Lowering your Limit Could Lower Your Scores
It sounds like a great idea when you’re going over your credit report and notice you have a high account limit on one of your cards. To avoid overuse or misuse, you may think it a great idea to have the limit lowered and save yourself the heartache of potentially abusing the limit to a point that payment is difficult and you’re carrying a higher balance than you’re comfortable with. This is a mistake. Creditors look at your limits and usage and compare these to see if you can handle credit. If you lower your limit this could potentially be [and unintentionally] damaging your credit score since the lower limit now looks like you’re carrying a higher balance, even if you didn’t change the balance at all. Ultimately you want to
- Increase limits
- Keep or lower balances
- Utilize less than 30% of debt
- Make payments on time
- Payoff full balance when possible
Reducing Accounts Could Lower Your Scores
Another instance that may seem like a smart move but is a source of damaging your credit score unintentionally is closing account especially older accounts in good standing. Creditors are looking at your history and credit usage and in order to determine this check the age of your accounts along with the balances and limits. If you’re closing your oldest account, this can drop your score drastically because now your report appears too immature and inexperienced with credit. Avoid a headache and keep those green accounts going.
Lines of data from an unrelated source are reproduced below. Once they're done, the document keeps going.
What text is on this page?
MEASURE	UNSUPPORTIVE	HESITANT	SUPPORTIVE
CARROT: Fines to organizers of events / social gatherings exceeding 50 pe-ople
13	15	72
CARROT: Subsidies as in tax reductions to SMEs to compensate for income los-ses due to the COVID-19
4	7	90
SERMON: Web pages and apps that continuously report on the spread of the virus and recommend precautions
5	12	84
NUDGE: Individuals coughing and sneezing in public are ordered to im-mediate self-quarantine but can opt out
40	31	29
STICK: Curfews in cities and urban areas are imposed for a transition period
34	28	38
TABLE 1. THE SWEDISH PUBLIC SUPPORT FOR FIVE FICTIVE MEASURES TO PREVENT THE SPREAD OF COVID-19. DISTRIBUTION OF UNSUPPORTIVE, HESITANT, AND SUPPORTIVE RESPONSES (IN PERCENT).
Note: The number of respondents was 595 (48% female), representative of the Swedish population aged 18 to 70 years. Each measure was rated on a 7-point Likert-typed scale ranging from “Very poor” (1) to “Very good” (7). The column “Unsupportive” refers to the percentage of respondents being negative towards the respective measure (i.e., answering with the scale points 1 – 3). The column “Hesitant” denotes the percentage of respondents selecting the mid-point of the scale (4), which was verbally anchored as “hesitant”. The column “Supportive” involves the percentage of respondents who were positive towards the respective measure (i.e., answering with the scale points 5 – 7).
Opening Retail Cards and Carrying Small Balances Can Cost You
It’s been said [incorrectly] that maintaining a small balance each month on your cards is a way to show you have great debt management skills but the truth is the less you carry the better off you look. Opening too many accounts is also another unintended hit against your score. Having four retail cards with a balance only alerts the lenders that you’re not in control of your credit and have insufficient skill to maintain your current debts. It’s always best to;
- Maintain $0 balance on all accounts
- Avoid opening too many new accounts
- Pay balances in full whenever possible
Shopping Around can [accidentally] Bring Scores Down
Finally in solving the damage we do to our credit accidentally is bringing our scores down by shopping around. When applying for loans getting the best interest rates and pricing is the goal but what happens when all of the inquiries triggered are added to credit reports? Scores lower thanks to the dings that are created with every check. Keeping all inquiries for the same products (i.e. cars, home loans, etc.) within a two-week time period (or 14 business days) will lessen the blow but it can still bring your scores down. Shopping around may be the smartest way to shop to ensure you’re getting the best loan for your dollar but make sure you’re shopping smart when sending out those invitations to look at your credit history.
[Read: Your Rights With Credit Reports]
While all of the rumors and myths are unlikely to go away anytime soon being educated on how you effect your own score will give you the upper hand when it’s time to actually apply for that needed loan. Keep in mind the tips here and you’ll be a credit rock star.